Many of the “Boxes” that he has created are an expression of the artist’s deeply felt concern for human rights and for the tragic conditions in the Middle East. They were created to articulate the circumstances and experiences he encountered during the ten years he has served on the Task Force for the Middle East, a group sponsored by the Presbyterian Church (USA). With this group he has traveled on fact-finding trips to Israel, Jordan, and Palestine (West Bank and Gaza). One such sculpture was exhibited as part of the exhibition Made in Palestine at the Station Museum of Contemporary Art in 2003.

== Early and personal life ==
Rajie Sulaiman Cook (راجي سليمان كوك) was born in 1930 to Palestinian Christian parents Jalila Totah (جليلة طوطح) and Najeeb Esa Cook (نجيب عيسى كوك), who came from Ramallah. His parents immigrated from the Mandate of Palestine to the United States in 1927. The family’s original surname was Sulaiman, however his grandfather was nicknamed Küçük (small) by Ottoman Turkish personnel, which was Anglicized to Cook under the British Mandate for Palestine. After an elementary school teacher told Rajie that his name was too difficult to pronounce, Rajie became known as Roger, a name he was referred to until he re-embraced Rajie in his older years.
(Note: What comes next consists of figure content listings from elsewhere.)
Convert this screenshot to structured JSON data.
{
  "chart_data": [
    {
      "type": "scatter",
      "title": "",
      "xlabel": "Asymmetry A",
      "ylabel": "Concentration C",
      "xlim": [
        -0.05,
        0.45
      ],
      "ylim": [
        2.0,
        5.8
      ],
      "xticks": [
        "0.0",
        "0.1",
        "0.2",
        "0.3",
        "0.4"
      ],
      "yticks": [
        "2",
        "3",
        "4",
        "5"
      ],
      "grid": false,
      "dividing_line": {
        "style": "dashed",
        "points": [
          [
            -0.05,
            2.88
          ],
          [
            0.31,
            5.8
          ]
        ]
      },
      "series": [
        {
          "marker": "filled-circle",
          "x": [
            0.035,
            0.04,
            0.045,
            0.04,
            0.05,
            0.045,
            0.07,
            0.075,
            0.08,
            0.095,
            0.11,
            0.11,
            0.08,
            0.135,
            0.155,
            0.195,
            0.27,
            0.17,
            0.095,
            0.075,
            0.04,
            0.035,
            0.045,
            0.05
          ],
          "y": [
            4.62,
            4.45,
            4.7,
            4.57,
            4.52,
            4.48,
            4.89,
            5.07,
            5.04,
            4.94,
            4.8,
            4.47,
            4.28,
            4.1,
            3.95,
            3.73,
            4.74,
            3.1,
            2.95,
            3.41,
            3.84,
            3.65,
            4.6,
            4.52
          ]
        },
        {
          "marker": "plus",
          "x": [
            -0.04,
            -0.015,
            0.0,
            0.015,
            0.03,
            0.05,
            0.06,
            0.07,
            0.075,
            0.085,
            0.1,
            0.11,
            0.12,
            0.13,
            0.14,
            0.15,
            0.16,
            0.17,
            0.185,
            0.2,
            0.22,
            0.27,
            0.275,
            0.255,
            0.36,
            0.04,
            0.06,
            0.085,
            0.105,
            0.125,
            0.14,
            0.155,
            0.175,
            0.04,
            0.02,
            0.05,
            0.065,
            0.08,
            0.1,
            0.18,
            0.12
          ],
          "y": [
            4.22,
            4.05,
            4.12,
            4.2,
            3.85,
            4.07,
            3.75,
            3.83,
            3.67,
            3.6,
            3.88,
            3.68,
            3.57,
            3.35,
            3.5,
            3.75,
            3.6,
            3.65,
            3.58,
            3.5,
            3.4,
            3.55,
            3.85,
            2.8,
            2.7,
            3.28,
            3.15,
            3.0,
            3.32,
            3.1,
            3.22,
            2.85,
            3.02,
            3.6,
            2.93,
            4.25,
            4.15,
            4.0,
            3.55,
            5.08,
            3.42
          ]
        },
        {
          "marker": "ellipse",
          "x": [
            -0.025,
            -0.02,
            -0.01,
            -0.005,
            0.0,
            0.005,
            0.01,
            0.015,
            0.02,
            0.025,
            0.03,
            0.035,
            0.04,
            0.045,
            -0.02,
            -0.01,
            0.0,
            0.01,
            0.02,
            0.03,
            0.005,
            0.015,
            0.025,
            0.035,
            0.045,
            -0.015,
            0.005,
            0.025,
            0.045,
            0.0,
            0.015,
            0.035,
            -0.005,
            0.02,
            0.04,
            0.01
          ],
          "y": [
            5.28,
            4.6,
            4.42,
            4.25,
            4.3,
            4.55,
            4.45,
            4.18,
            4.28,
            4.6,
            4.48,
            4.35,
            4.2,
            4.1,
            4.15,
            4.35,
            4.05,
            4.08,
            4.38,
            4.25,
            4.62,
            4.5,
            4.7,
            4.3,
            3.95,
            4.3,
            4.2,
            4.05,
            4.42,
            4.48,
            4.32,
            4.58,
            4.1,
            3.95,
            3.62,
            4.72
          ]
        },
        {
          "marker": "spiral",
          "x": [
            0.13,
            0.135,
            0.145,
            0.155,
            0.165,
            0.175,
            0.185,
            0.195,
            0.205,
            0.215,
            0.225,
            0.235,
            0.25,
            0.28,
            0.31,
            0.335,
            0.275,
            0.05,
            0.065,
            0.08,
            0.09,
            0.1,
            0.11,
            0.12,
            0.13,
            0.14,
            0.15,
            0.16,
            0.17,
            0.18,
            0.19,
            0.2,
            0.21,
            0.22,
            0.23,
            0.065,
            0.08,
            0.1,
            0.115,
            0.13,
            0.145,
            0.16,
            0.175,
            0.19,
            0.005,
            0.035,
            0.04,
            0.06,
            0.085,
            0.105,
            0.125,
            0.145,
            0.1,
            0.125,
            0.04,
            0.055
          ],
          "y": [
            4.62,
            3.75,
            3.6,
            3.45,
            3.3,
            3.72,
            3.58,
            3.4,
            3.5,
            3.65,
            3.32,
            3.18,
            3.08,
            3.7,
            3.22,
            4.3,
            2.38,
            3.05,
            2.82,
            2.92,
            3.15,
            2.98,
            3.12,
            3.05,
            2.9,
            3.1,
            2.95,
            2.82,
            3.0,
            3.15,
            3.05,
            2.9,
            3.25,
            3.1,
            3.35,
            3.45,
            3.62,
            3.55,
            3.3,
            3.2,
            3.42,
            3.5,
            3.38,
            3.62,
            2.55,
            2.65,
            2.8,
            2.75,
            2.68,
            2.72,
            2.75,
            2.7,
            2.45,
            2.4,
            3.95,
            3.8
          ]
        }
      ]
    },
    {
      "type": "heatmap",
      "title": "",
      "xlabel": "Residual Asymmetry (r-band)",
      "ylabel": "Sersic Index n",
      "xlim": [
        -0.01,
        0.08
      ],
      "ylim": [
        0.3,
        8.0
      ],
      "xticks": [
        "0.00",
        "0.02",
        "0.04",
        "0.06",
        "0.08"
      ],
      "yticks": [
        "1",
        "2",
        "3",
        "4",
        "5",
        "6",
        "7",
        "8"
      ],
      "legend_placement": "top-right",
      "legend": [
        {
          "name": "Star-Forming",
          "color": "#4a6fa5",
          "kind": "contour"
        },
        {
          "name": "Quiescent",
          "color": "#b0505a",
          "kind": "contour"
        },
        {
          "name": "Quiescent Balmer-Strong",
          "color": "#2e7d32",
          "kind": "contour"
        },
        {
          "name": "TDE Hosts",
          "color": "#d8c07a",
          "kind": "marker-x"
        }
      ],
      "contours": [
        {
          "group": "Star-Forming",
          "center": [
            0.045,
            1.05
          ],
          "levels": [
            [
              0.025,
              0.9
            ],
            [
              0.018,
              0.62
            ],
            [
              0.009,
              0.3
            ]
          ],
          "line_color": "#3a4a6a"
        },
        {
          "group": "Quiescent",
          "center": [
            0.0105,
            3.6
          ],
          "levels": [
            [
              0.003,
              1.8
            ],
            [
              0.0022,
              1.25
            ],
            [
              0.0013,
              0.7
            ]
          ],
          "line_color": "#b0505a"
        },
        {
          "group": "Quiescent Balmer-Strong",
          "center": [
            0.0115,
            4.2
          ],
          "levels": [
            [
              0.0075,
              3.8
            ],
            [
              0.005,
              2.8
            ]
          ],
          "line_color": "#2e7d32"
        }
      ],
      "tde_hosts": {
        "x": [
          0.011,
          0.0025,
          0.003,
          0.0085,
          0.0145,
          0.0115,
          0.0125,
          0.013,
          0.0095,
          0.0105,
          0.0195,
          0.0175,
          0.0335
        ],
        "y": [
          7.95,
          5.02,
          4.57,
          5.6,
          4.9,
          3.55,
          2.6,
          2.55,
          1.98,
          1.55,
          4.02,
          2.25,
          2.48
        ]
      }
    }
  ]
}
Rajie met his wife of 65 years, Margit "Peggy" Schneider, in 1944. She was, as he wrote, "a woman of intelligence and integrity, the kind of life companion who would explore this path I wanted to follow with me." Rajie and Peggy devoted their lives to their love of modern design; in 1969 they moved with their daughters Cyndi and Cathie to a Bauhaus-inspired glass and stone home they built in the woods of Washington Crossing, Pennsylvania. Rajie was an avid tennis player, a brave bee keeper, and accomplished bluegrass musician.

Cook died in 2021 of myelodysplastic syndrome in hospice at Chandler Hall in Newtown, Pennsylvania.